OS PECADOS DA CARNE: SEXO E SEXUALIDADE NA IDADE MÉDIA

Muitos aspectos da sexualidade medieval fazem parte mais do imaginário coletivo do que da história propriamente dita. O direito de pernada (“jus primae noctis”) ou direito do senhor em desvirginar uma noiva plebeia nunca foi provado. O cinto de castidade foi uma invenção do Renascimento. Havia, sim, proibições e a Igreja ditava normas sexuais para os cônjuges, porém, não existiram costumes e práticas uniformes e imutáveis por um milênio. As regras e interpretações de caráter teológico são produto da história e, como tal, mudam ao longo do tempo. Houve divergências entre as autoridades eclesiásticas sobre sexo e sexualidade e, dependendo do período e das circunstâncias, certos comportamentos sexuais eram tolerados. 

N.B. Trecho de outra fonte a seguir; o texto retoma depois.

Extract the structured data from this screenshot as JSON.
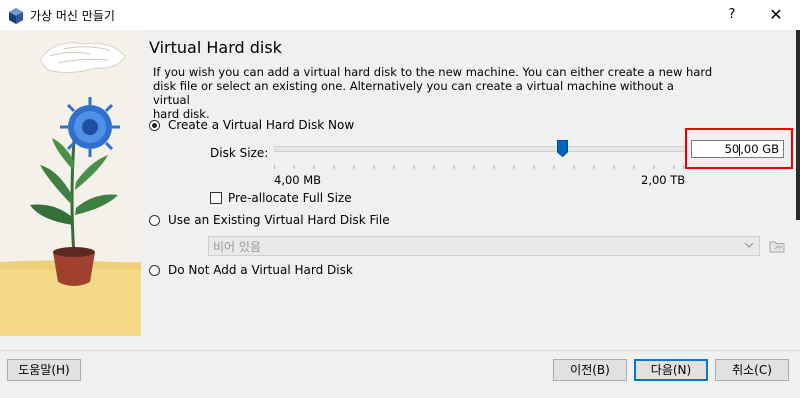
{
  "window": {
    "title": "가상 머신 만들기",
    "help_label": "?",
    "close_label": "✕",
    "app_icon": "virtualbox-cube-icon"
  },
  "page": {
    "heading": "Virtual Hard disk",
    "description_lines": [
      "If you wish you can add a virtual hard disk to the new machine. You can either create a new hard",
      "disk file or select an existing one. Alternatively you can create a virtual machine without a virtual",
      "hard disk."
    ]
  },
  "options": {
    "create_new": {
      "label": "Create a Virtual Hard Disk Now",
      "selected": true
    },
    "use_existing": {
      "label": "Use an Existing Virtual Hard Disk File",
      "selected": false
    },
    "no_disk": {
      "label": "Do Not Add a Virtual Hard Disk",
      "selected": false
    }
  },
  "disk_size": {
    "label": "Disk Size:",
    "min_label": "4,00 MB",
    "max_label": "2,00 TB",
    "slider_fraction": 0.7,
    "value_before_cursor": "50",
    "value_after_cursor": ",00 GB"
  },
  "preallocate": {
    "label": "Pre-allocate Full Size",
    "checked": false
  },
  "existing_file": {
    "placeholder": "비어 있음",
    "arrow_icon": "chevron-down-icon",
    "folder_icon": "folder-open-icon"
  },
  "footer": {
    "help": "도움말(H)",
    "back": "이전(B)",
    "next": "다음(N)",
    "cancel": "취소(C)"
  },
  "colors": {
    "highlight": "#ee0000",
    "slider_thumb": "#0063c6",
    "default_button_border": "#0078d7",
    "panel_background": "#f0f0f0"
  }
}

Ao longo dos séculos o prazer sexual foi dando lugar ao sexo para procriação, as relações sexuais foram sendo circunscritas à esfera conjugal e o matrimônio tornou-se um rito sacralizado. A ideia de pecado se alargou e reforçou o medo do castigo divino e do inferno. As autoridades eclesiásticas começaram a impor regras de conduta, de abstinência e proibições. Mas isso levou tempo e, pode-se dizer, que alcançou uma certa generalização a partir do século XI. Tamanha ingerência na vida humana certamente não impediu que as práticas sexuais, especialmente longe das autoridades, seguissem seu caminho natural, nos bosques, nos estábulos, nas tabernas e até mesmo no interior das igrejas. 

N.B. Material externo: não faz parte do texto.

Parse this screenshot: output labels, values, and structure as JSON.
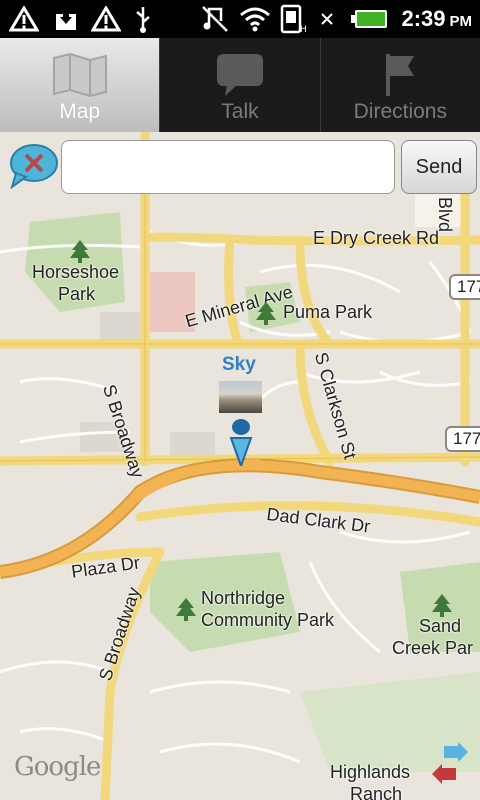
{
  "status_bar": {
    "time": "2:39",
    "ampm": "PM",
    "icons": [
      "warning-icon",
      "download-icon",
      "warning-icon",
      "usb-icon",
      "music-off-icon",
      "wifi-icon",
      "phone-signal-icon",
      "battery-icon"
    ]
  },
  "tabs": [
    {
      "label": "Map",
      "active": true,
      "icon": "map-icon"
    },
    {
      "label": "Talk",
      "active": false,
      "icon": "speech-bubble-icon"
    },
    {
      "label": "Directions",
      "active": false,
      "icon": "flag-icon"
    }
  ],
  "chat": {
    "input_value": "",
    "send_label": "Send"
  },
  "marker": {
    "name": "Sky"
  },
  "map": {
    "streets": {
      "dry_creek": "E Dry Creek Rd",
      "mineral": "E Mineral Ave",
      "broadway1": "S Broadway",
      "clarkson": "S Clarkson St",
      "dad_clark": "Dad Clark Dr",
      "plaza": "Plaza Dr",
      "broadway2": "S Broadway",
      "blvd": "Blvd"
    },
    "places": {
      "horseshoe_1": "Horseshoe",
      "horseshoe_2": "Park",
      "puma": "Puma Park",
      "northridge_1": "Northridge",
      "northridge_2": "Community Park",
      "sand_1": "Sand",
      "sand_2": "Creek Par",
      "highlands_1": "Highlands",
      "highlands_2": "Ranch"
    },
    "shields": [
      "177",
      "177"
    ],
    "attribution": "Google"
  }
}
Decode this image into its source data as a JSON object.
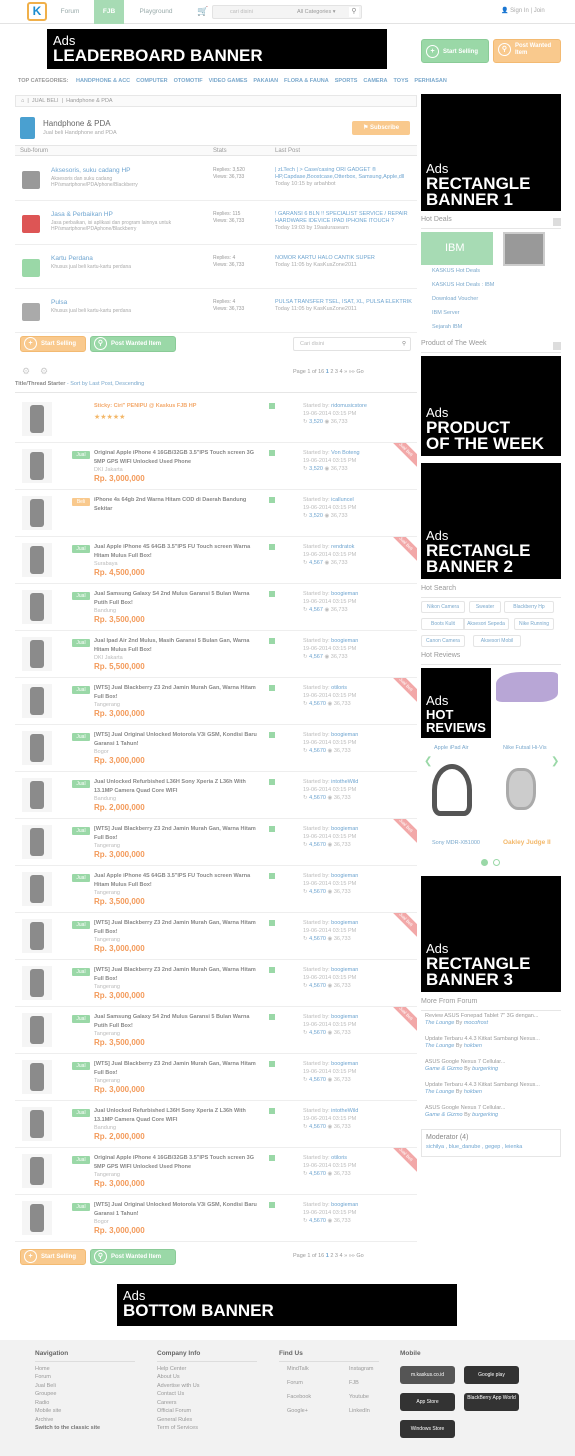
{
  "nav": {
    "forum": "Forum",
    "fjb": "FJB",
    "playground": "Playground",
    "search_placeholder": "cari disini",
    "all_categories": "All Categories",
    "signin": "Sign In | Join"
  },
  "ads": {
    "leaderboard": [
      "Ads",
      "LEADERBOARD BANNER"
    ],
    "rect1": [
      "Ads",
      "RECTANGLE",
      "BANNER 1"
    ],
    "potw": [
      "Ads",
      "PRODUCT",
      "OF THE WEEK"
    ],
    "rect2": [
      "Ads",
      "RECTANGLE",
      "BANNER 2"
    ],
    "hotreviews": [
      "Ads",
      "HOT",
      "REVIEWS"
    ],
    "rect3": [
      "Ads",
      "RECTANGLE",
      "BANNER 3"
    ],
    "bottom": [
      "Ads",
      "BOTTOM BANNER"
    ]
  },
  "actions": {
    "start_selling": "Start Selling",
    "post_wanted": "Post Wanted Item",
    "subscribe": "Subscribe"
  },
  "top_categories": {
    "label": "TOP CATEGORIES:",
    "items": [
      "HANDPHONE & ACC",
      "COMPUTER",
      "OTOMOTIF",
      "VIDEO GAMES",
      "PAKAIAN",
      "FLORA & FAUNA",
      "SPORTS",
      "CAMERA",
      "TOYS",
      "PERHIASAN"
    ]
  },
  "breadcrumb": [
    "JUAL BELI",
    "Handphone & PDA"
  ],
  "forum": {
    "title": "Handphone & PDA",
    "desc": "Jual beli Handphone and PDA"
  },
  "subforum_head": {
    "col1": "Sub-forum",
    "col2": "Stats",
    "col3": "Last Post"
  },
  "subforums": [
    {
      "name": "Aksesoris, suku cadang HP",
      "desc": "Aksesoris dan suku cadang HP/smartphone/PDA/phone/Blackberry",
      "replies": "Replies: 3,520",
      "views": "Views: 36,733",
      "lp": "| zLTech | > Case/casing ORI GADGET ® HP,Capdase,Boostcase,Otterbox, Samsung,Apple,dll",
      "lp_time": "Today 10:15 by arbahbot"
    },
    {
      "name": "Jasa & Perbaikan HP",
      "desc": "Jasa perbaikan, isi aplikasi dan program lainnya untuk HP/smartphone/PDAphone/Blackberry",
      "replies": "Replies: 115",
      "views": "Views: 36,733",
      "lp": "! GARANSI 6 BLN !! SPECIALIST SERVICE / REPAIR HARDWARE IDEVICE IPAD IPHONE ITOUCH ?",
      "lp_time": "Today 19:03 by 19aaluraseam"
    },
    {
      "name": "Kartu Perdana",
      "desc": "Khusus jual beli kartu-kartu perdana",
      "replies": "Replies: 4",
      "views": "Views: 36,733",
      "lp": "NOMOR KARTU HALO CANTIK SUPER",
      "lp_time": "Today 11:05 by KasKusZone2011"
    },
    {
      "name": "Pulsa",
      "desc": "Khusus jual beli kartu-kartu perdana",
      "replies": "Replies: 4",
      "views": "Views: 36,733",
      "lp": "PULSA TRANSFER TSEL, ISAT, XL, PULSA ELEKTRIK",
      "lp_time": "Today 11:05 by KasKusZone2011"
    }
  ],
  "search_box": "Cari disini",
  "pager": {
    "text": "Page 1 of 16",
    "current": "1",
    "pages": [
      "2",
      "3",
      "4",
      "»",
      "»»",
      "Go"
    ]
  },
  "sortbar": {
    "label": "Title/Thread Starter",
    "sort": "- Sort by Last Post, Descending"
  },
  "threads": [
    {
      "badge": "",
      "title": "Sticky: Ciri\" PENIPU @ Kaskus FJB HP",
      "loc": "",
      "price": "",
      "sticky": true,
      "ribbon": false,
      "starter": "ridomusicstore",
      "date": "19-06-2014 03:15 PM",
      "replies": "3,520",
      "views": "36,733"
    },
    {
      "badge": "Jual",
      "title": "Original Apple iPhone 4 16GB/32GB 3.5\"IPS Touch screen 3G 5MP GPS WIFI Unlocked Used Phone",
      "loc": "DKI Jakarta",
      "price": "Rp. 3,000,000",
      "sticky": false,
      "ribbon": true,
      "starter": "Von Boteng",
      "date": "19-06-2014 03:15 PM",
      "replies": "3,520",
      "views": "36,733"
    },
    {
      "badge": "Beli",
      "title": "iPhone 4s 64gb 2nd Warna Hitam COD di Daerah Bandung Sekitar",
      "loc": "",
      "price": "",
      "sticky": false,
      "ribbon": false,
      "starter": "icalluncel",
      "date": "19-06-2014 03:15 PM",
      "replies": "3,520",
      "views": "36,733"
    },
    {
      "badge": "Jual",
      "title": "Jual Apple iPhone 4S 64GB 3.5\"IPS FU Touch screen Warna Hitam Mulus Full Box!",
      "loc": "Surabaya",
      "price": "Rp. 4,500,000",
      "sticky": false,
      "ribbon": true,
      "starter": "rendratok",
      "date": "19-06-2014 03:15 PM",
      "replies": "4,567",
      "views": "36,733"
    },
    {
      "badge": "Jual",
      "title": "Jual Samsung Galaxy S4 2nd Mulus Garansi 5 Bulan Warna Putih Full Box!",
      "loc": "Bandung",
      "price": "Rp. 3,500,000",
      "sticky": false,
      "ribbon": false,
      "starter": "boogieman",
      "date": "19-06-2014 03:15 PM",
      "replies": "4,567",
      "views": "36,733"
    },
    {
      "badge": "Jual",
      "title": "Jual Ipad Air 2nd Mulus, Masih Garansi 5 Bulan Gan, Warna Hitam Mulus Full Box!",
      "loc": "DKI Jakarta",
      "price": "Rp. 5,500,000",
      "sticky": false,
      "ribbon": false,
      "starter": "boogieman",
      "date": "19-06-2014 03:15 PM",
      "replies": "4,567",
      "views": "36,733"
    },
    {
      "badge": "Jual",
      "title": "[WTS] Jual Blackberry Z3 2nd Jamin Murah Gan, Warna Hitam Full Box!",
      "loc": "Tangerang",
      "price": "Rp. 3,000,000",
      "sticky": false,
      "ribbon": true,
      "starter": "otiloris",
      "date": "19-06-2014 03:15 PM",
      "replies": "4,5670",
      "views": "36,733"
    },
    {
      "badge": "Jual",
      "title": "[WTS] Jual Original Unlocked Motorola V3i GSM, Kondisi Baru Garansi 1 Tahun!",
      "loc": "Bogor",
      "price": "Rp. 3,000,000",
      "sticky": false,
      "ribbon": false,
      "starter": "boogieman",
      "date": "19-06-2014 03:15 PM",
      "replies": "4,5670",
      "views": "36,733"
    },
    {
      "badge": "Jual",
      "title": "Jual Unlocked Refurbished L36H Sony Xperia Z L36h With 13.1MP Camera Quad Core WIFI",
      "loc": "Bandung",
      "price": "Rp. 2,000,000",
      "sticky": false,
      "ribbon": false,
      "starter": "intotheWild",
      "date": "19-06-2014 03:15 PM",
      "replies": "4,5670",
      "views": "36,733"
    },
    {
      "badge": "Jual",
      "title": "[WTS] Jual Blackberry Z3 2nd Jamin Murah Gan, Warna Hitam Full Box!",
      "loc": "Tangerang",
      "price": "Rp. 3,000,000",
      "sticky": false,
      "ribbon": true,
      "starter": "boogieman",
      "date": "19-06-2014 03:15 PM",
      "replies": "4,5670",
      "views": "36,733"
    },
    {
      "badge": "Jual",
      "title": "Jual Apple iPhone 4S 64GB 3.5\"IPS FU Touch screen Warna Hitam Mulus Full Box!",
      "loc": "Tangerang",
      "price": "Rp. 3,500,000",
      "sticky": false,
      "ribbon": false,
      "starter": "boogieman",
      "date": "19-06-2014 03:15 PM",
      "replies": "4,5670",
      "views": "36,733"
    },
    {
      "badge": "Jual",
      "title": "[WTS] Jual Blackberry Z3 2nd Jamin Murah Gan, Warna Hitam Full Box!",
      "loc": "Tangerang",
      "price": "Rp. 3,000,000",
      "sticky": false,
      "ribbon": true,
      "starter": "boogieman",
      "date": "19-06-2014 03:15 PM",
      "replies": "4,5670",
      "views": "36,733"
    },
    {
      "badge": "Jual",
      "title": "[WTS] Jual Blackberry Z3 2nd Jamin Murah Gan, Warna Hitam Full Box!",
      "loc": "Tangerang",
      "price": "Rp. 3,000,000",
      "sticky": false,
      "ribbon": false,
      "starter": "boogieman",
      "date": "19-06-2014 03:15 PM",
      "replies": "4,5670",
      "views": "36,733"
    },
    {
      "badge": "Jual",
      "title": "Jual Samsung Galaxy S4 2nd Mulus Garansi 5 Bulan Warna Putih Full Box!",
      "loc": "Tangerang",
      "price": "Rp. 3,500,000",
      "sticky": false,
      "ribbon": true,
      "starter": "boogieman",
      "date": "19-06-2014 03:15 PM",
      "replies": "4,5670",
      "views": "36,733"
    },
    {
      "badge": "Jual",
      "title": "[WTS] Jual Blackberry Z3 2nd Jamin Murah Gan, Warna Hitam Full Box!",
      "loc": "Tangerang",
      "price": "Rp. 3,000,000",
      "sticky": false,
      "ribbon": false,
      "starter": "boogieman",
      "date": "19-06-2014 03:15 PM",
      "replies": "4,5670",
      "views": "36,733"
    },
    {
      "badge": "Jual",
      "title": "Jual Unlocked Refurbished L36H Sony Xperia Z L36h With 13.1MP Camera Quad Core WIFI",
      "loc": "Bandung",
      "price": "Rp. 2,000,000",
      "sticky": false,
      "ribbon": false,
      "starter": "intotheWild",
      "date": "19-06-2014 03:15 PM",
      "replies": "4,5670",
      "views": "36,733"
    },
    {
      "badge": "Jual",
      "title": "Original Apple iPhone 4 16GB/32GB 3.5\"IPS Touch screen 3G 5MP GPS WIFI Unlocked Used Phone",
      "loc": "Tangerang",
      "price": "Rp. 3,000,000",
      "sticky": false,
      "ribbon": true,
      "starter": "otiloris",
      "date": "19-06-2014 03:15 PM",
      "replies": "4,5670",
      "views": "36,733"
    },
    {
      "badge": "Jual",
      "title": "[WTS] Jual Original Unlocked Motorola V3i GSM, Kondisi Baru Garansi 1 Tahun!",
      "loc": "Bogor",
      "price": "Rp. 3,000,000",
      "sticky": false,
      "ribbon": false,
      "starter": "boogieman",
      "date": "19-06-2014 03:15 PM",
      "replies": "4,5670",
      "views": "36,733"
    }
  ],
  "ribbon_text": "Jual Beli",
  "starter_prefix": "Started by:",
  "sidebar": {
    "hot_deals": "Hot Deals",
    "hot_deals_links": [
      "KASKUS Hot Deals",
      "KASKUS Hot Deals : IBM",
      "Download Voucher",
      "IBM Server",
      "Sejarah IBM"
    ],
    "ibm": "IBM",
    "potw": "Product of The Week",
    "hot_search": "Hot Search",
    "tags": [
      "Nikon Camera",
      "Sweater",
      "Blackberry Hp",
      "Boots Kulit",
      "Aksesori Sepeda",
      "Nike Running",
      "Canon Camera",
      "Aksesori Mobil"
    ],
    "hot_reviews": "Hot Reviews",
    "reviews": [
      "Apple iPad Air",
      "Nike Futsal Hi-Vis",
      "Sony MDR-XB1000",
      "Oakley Judge II"
    ],
    "more_forum": "More From Forum",
    "more": [
      {
        "t": "Review ASUS Fonepad Tablet 7\" 3G dengan...",
        "s": "The Lounge",
        "b": "mocofrost"
      },
      {
        "t": "Update Terbaru 4.4.3 Kitkat Sambangi Nexus...",
        "s": "The Lounge",
        "b": "hokben"
      },
      {
        "t": "ASUS Google Nexus 7 Cellular...",
        "s": "Game & Gizmo",
        "b": "burgerking"
      },
      {
        "t": "Update Terbaru 4.4.3 Kitkat Sambangi Nexus...",
        "s": "The Lounge",
        "b": "hokben"
      },
      {
        "t": "ASUS Google Nexus 7 Cellular...",
        "s": "Game & Gizmo",
        "b": "burgerking"
      }
    ],
    "by": "By",
    "moderator": "Moderator (4)",
    "moderators": "sichilya , blue_danube , gegep , leienka"
  },
  "footer": {
    "nav_title": "Navigation",
    "nav": [
      "Home",
      "Forum",
      "Jual Beli",
      "Groupee",
      "Radio",
      "Mobile site",
      "Archive",
      "Switch to the classic site"
    ],
    "company_title": "Company Info",
    "company": [
      "Help Center",
      "About Us",
      "Advertise with Us",
      "Contact Us",
      "Careers",
      "Official Forum",
      "General Rules",
      "Term of Services"
    ],
    "find_title": "Find Us",
    "find": [
      "MindTalk",
      "Instagram",
      "Forum",
      "FJB",
      "Facebook",
      "Youtube",
      "Google+",
      "LinkedIn"
    ],
    "mobile_title": "Mobile",
    "stores": [
      "m.kaskus.co.id",
      "Google play",
      "App Store",
      "BlackBerry App World",
      "Windows Store"
    ]
  }
}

O único sexo lícito e não pecaminoso era o marital em que a esposa era exclusivamente receptora e reprodutora. Daí a única posição sexual permitida pela Igreja era a do missionário, isto é, o homem sobre a mulher. A mulher deve permanecer passiva, deixando toda iniciativa ao homem. Era o sexo casto para procriação. A relação sexual era um ritual de poder e identidade masculina, em que a virilidade está na força da penetração e na ejaculação. “Neste caso, o homem vai à mulher como quem vai à privada; para satisfazer uma necessidade”.

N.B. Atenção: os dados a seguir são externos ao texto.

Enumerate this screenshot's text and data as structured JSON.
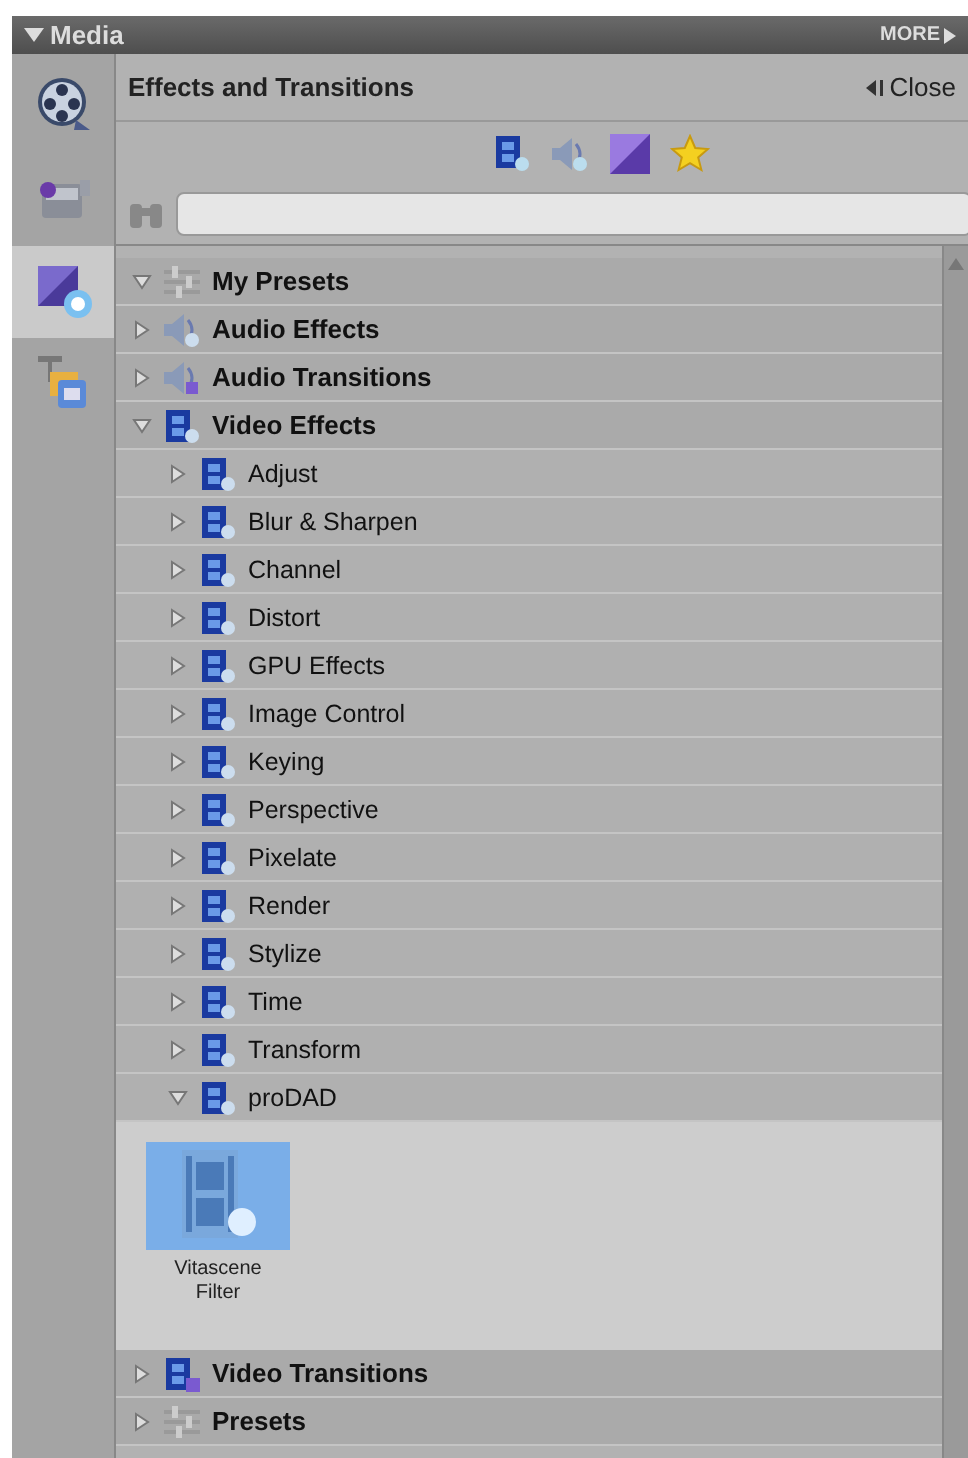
{
  "header": {
    "title": "Media",
    "more": "MORE"
  },
  "sidebar": {
    "tabs": [
      {
        "kind": "reel",
        "selected": false
      },
      {
        "kind": "camcorder",
        "selected": false
      },
      {
        "kind": "effects",
        "selected": true
      },
      {
        "kind": "titles",
        "selected": false
      }
    ]
  },
  "panel": {
    "title": "Effects and Transitions",
    "close": "Close",
    "filters": [
      {
        "kind": "video"
      },
      {
        "kind": "audio"
      },
      {
        "kind": "transition"
      },
      {
        "kind": "star"
      }
    ],
    "tree": [
      {
        "label": "My Presets",
        "kind": "presets",
        "expanded": true
      },
      {
        "label": "Audio Effects",
        "kind": "audio",
        "expanded": false
      },
      {
        "label": "Audio Transitions",
        "kind": "audio-transition",
        "expanded": false
      },
      {
        "label": "Video Effects",
        "kind": "video",
        "expanded": true,
        "children": [
          {
            "label": "Adjust",
            "kind": "video",
            "expanded": false
          },
          {
            "label": "Blur & Sharpen",
            "kind": "video",
            "expanded": false
          },
          {
            "label": "Channel",
            "kind": "video",
            "expanded": false
          },
          {
            "label": "Distort",
            "kind": "video",
            "expanded": false
          },
          {
            "label": "GPU Effects",
            "kind": "video",
            "expanded": false
          },
          {
            "label": "Image Control",
            "kind": "video",
            "expanded": false
          },
          {
            "label": "Keying",
            "kind": "video",
            "expanded": false
          },
          {
            "label": "Perspective",
            "kind": "video",
            "expanded": false
          },
          {
            "label": "Pixelate",
            "kind": "video",
            "expanded": false
          },
          {
            "label": "Render",
            "kind": "video",
            "expanded": false
          },
          {
            "label": "Stylize",
            "kind": "video",
            "expanded": false
          },
          {
            "label": "Time",
            "kind": "video",
            "expanded": false
          },
          {
            "label": "Transform",
            "kind": "video",
            "expanded": false
          },
          {
            "label": "proDAD",
            "kind": "video",
            "expanded": true,
            "items": [
              {
                "label": "Vitascene Filter",
                "selected": true
              }
            ]
          }
        ]
      },
      {
        "label": "Video Transitions",
        "kind": "video-transition",
        "expanded": false
      },
      {
        "label": "Presets",
        "kind": "presets",
        "expanded": false
      }
    ]
  }
}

Moderar a luxúria, isto é, o desejo, era a regra de todo cristão. Santo Agostinho alertava “É também adúltero, o homem que ama com demasiado ardor sua mulher”. Acreditava-se que sexo em excesso encurtava a vida, secava o corpo, reduzia o cérebro e destruía a visão. Para não errar a dose, recomendava-se: relações noturnas, sem nudez completa, duas vezes por semana (não mais que isso) e sem provocar a volúpia por gestos, palavras ou atitudes impudicas. Daí a única posição sexual permitida pela Igreja medieval era a do missionário, isto é, o homem sobre a mulher. O casal pecava se abusava das relações ou se procurava o prazer através de outras técnicas ou posições. Posições desviantes ultrajavam a ordem natural e provocavam a ira de Deus. 

Se um casal fosse visto em pleno ato sexual, com a mulher em cima do marido, ou praticando sexo anal ou oral (felação ou cunilíngua) podia ser condenado a vários anos de prisão, conforme o tribunal e as circunstâncias. Práticas sexuais indevidas eram chamadas de fornicação, termo bíblico que atravessou os séculos carregando a conotação pecaminosa de ato sexual condenado por Deus. Fornicação era o sexo sem fins reprodutivos, isto é, por prazer. 

A Igreja exigia dos casais três longos períodos de abstinência sexual: Natal (30 a 35 dias), Quaresma e Páscoa (47 a 62 dias) e Pentecostes (50 dias). Relações sexuais eram proibidas, também, aos domingos, Dia do Senhor, às quintas-feiras e sextas-feiras consagrados para a preparação da comunhão, e nas festas de santos em particular. O casal também devia se abster de sexo durante a gravidez da mulher, na quarentena após o parto, no período de aleitamento e nos dias de regras menstruais. Os períodos de interdição ao sexo eram tantos que podiam chegar a 250 dias no ano.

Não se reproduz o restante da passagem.